By Ariel Garcia
A divergent boundary occurs when two tectonic plates move away from each other. Along these boundaries, lava spews from long fissures and geysers spurt superheated water. Frequent earthquakes strike along the rift. Beneath the rift, magma—molten rock—rises from the mantle. It oozes up into the gap and hardens into solid rock, forming new crust on the torn edges of the plates. Magma from the mantle solidifies into basalt, a dark, dense rock that underlies the ocean floor. Thus at divergent boundaries, oceanic crust, made of basalt, is created.
When two plates come together, it is known as a convergent boundary. The impact of the two colliding plates buckles the edge of one or both plates up into a rugged mountain range, and sometimes bends the other down into a deep seafloor trench. A chain of volcanoes often forms parallel to the boundary, to the mountain range, and to the trench. Powerful earthquakes shake a wide area on both sides of the boundary.
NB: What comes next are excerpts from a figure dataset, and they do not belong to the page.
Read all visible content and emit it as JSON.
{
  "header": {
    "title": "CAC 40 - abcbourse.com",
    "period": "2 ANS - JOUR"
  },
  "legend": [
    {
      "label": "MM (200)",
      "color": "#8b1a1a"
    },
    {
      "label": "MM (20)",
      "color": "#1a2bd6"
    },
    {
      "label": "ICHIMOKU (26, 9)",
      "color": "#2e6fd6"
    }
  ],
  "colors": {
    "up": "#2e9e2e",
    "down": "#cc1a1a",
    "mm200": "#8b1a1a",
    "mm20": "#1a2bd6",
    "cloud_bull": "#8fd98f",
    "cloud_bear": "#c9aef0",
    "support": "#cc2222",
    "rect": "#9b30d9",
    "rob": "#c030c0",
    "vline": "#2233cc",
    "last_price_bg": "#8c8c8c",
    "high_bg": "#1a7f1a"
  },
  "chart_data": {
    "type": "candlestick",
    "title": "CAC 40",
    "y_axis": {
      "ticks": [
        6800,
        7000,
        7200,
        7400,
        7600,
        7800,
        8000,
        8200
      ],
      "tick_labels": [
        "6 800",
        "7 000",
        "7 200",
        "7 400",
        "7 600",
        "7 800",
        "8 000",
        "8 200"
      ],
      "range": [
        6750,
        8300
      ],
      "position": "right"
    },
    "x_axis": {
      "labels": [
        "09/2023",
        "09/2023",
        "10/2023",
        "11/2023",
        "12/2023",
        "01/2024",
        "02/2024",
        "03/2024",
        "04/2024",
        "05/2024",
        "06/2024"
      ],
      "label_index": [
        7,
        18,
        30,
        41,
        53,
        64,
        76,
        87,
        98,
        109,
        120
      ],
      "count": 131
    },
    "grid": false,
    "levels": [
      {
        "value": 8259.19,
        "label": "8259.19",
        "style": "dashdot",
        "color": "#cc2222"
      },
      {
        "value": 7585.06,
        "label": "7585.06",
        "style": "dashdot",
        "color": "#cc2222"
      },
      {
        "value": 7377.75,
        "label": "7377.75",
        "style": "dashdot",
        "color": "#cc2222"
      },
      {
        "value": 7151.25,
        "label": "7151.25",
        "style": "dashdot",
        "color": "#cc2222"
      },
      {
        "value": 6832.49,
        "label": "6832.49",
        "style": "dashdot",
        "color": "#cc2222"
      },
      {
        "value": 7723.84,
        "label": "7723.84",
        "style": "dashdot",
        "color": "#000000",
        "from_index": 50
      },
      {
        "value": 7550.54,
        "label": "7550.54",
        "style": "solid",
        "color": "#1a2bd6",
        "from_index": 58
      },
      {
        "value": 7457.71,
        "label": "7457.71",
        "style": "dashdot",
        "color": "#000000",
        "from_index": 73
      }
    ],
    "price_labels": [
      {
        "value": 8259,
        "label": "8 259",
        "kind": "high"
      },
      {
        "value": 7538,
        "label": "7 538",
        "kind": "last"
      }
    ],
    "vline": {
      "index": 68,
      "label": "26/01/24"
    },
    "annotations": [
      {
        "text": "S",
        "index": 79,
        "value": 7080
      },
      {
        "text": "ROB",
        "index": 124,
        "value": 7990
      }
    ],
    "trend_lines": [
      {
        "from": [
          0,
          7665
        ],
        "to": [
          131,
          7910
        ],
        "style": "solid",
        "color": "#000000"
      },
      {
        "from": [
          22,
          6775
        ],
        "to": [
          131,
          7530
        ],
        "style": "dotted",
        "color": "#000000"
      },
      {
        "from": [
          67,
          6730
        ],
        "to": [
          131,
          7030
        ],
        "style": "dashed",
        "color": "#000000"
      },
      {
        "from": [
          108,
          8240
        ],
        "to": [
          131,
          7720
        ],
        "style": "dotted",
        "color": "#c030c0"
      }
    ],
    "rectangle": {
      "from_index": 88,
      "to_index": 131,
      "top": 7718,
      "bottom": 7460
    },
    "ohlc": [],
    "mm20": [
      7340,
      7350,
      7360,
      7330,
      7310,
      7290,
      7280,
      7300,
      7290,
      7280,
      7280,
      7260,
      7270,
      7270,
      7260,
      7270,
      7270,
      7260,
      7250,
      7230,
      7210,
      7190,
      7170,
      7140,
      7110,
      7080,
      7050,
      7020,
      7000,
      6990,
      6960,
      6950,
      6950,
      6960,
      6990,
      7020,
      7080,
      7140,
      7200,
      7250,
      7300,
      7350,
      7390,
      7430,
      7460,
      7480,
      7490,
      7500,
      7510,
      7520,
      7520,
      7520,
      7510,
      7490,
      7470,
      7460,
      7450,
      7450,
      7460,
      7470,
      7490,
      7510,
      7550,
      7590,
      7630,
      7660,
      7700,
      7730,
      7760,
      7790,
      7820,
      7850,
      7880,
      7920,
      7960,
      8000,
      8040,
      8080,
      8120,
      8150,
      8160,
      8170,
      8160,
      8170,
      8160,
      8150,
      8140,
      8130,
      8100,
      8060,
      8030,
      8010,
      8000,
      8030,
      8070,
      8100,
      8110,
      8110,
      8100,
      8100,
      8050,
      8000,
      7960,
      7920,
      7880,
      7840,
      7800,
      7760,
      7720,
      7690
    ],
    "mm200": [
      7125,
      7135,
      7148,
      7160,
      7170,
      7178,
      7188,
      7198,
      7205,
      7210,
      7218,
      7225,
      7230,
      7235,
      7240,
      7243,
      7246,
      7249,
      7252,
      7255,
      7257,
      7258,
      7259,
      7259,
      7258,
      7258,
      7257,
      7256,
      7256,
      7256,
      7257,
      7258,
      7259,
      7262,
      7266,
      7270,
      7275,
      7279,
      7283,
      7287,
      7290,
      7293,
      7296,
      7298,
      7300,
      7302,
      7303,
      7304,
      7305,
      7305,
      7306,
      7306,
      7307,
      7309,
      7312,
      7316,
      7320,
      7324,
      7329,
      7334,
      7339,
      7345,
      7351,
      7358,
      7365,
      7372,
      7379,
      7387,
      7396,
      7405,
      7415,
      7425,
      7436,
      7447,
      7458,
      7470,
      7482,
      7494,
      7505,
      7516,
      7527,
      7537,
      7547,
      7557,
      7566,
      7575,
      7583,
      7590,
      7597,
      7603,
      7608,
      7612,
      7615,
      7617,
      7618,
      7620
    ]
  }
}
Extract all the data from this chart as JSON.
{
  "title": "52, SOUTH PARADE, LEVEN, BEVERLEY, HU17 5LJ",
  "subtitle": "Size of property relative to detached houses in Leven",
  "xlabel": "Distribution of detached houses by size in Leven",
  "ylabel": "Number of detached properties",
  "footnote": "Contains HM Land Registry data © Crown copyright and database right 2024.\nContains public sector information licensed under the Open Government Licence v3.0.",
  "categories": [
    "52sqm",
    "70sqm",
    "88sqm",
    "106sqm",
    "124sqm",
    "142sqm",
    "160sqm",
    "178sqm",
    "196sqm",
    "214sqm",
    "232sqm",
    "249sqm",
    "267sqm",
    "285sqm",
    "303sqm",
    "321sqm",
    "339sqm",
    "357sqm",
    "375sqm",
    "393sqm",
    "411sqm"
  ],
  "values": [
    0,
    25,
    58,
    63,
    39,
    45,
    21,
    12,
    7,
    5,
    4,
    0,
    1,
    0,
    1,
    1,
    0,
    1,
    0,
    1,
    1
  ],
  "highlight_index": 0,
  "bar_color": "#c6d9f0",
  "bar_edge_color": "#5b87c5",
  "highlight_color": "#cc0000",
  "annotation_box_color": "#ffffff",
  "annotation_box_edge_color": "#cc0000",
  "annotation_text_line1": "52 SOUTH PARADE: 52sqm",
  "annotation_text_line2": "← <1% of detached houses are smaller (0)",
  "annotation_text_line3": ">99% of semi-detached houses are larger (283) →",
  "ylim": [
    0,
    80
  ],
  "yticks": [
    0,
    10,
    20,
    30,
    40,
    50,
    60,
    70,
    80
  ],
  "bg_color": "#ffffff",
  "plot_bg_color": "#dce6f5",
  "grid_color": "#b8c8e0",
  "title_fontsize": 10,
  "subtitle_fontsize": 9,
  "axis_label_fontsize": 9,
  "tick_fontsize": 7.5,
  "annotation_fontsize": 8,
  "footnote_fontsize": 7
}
Two plates sliding past each other forms a transform plate boundary. Natural or human-made structures that cross a transform boundary are offset—split into pieces and carried in opposite directions. Rocks that line the boundary are pulverized as the plates grind along, creating a linear fault valley or undersea canyon. As the plates alternately jam and jump against each other. In contrast to convergent and divergent boundaries, no magma is formed. Thus, crust is cracked and broken at transform margins, but is not created or destroyed.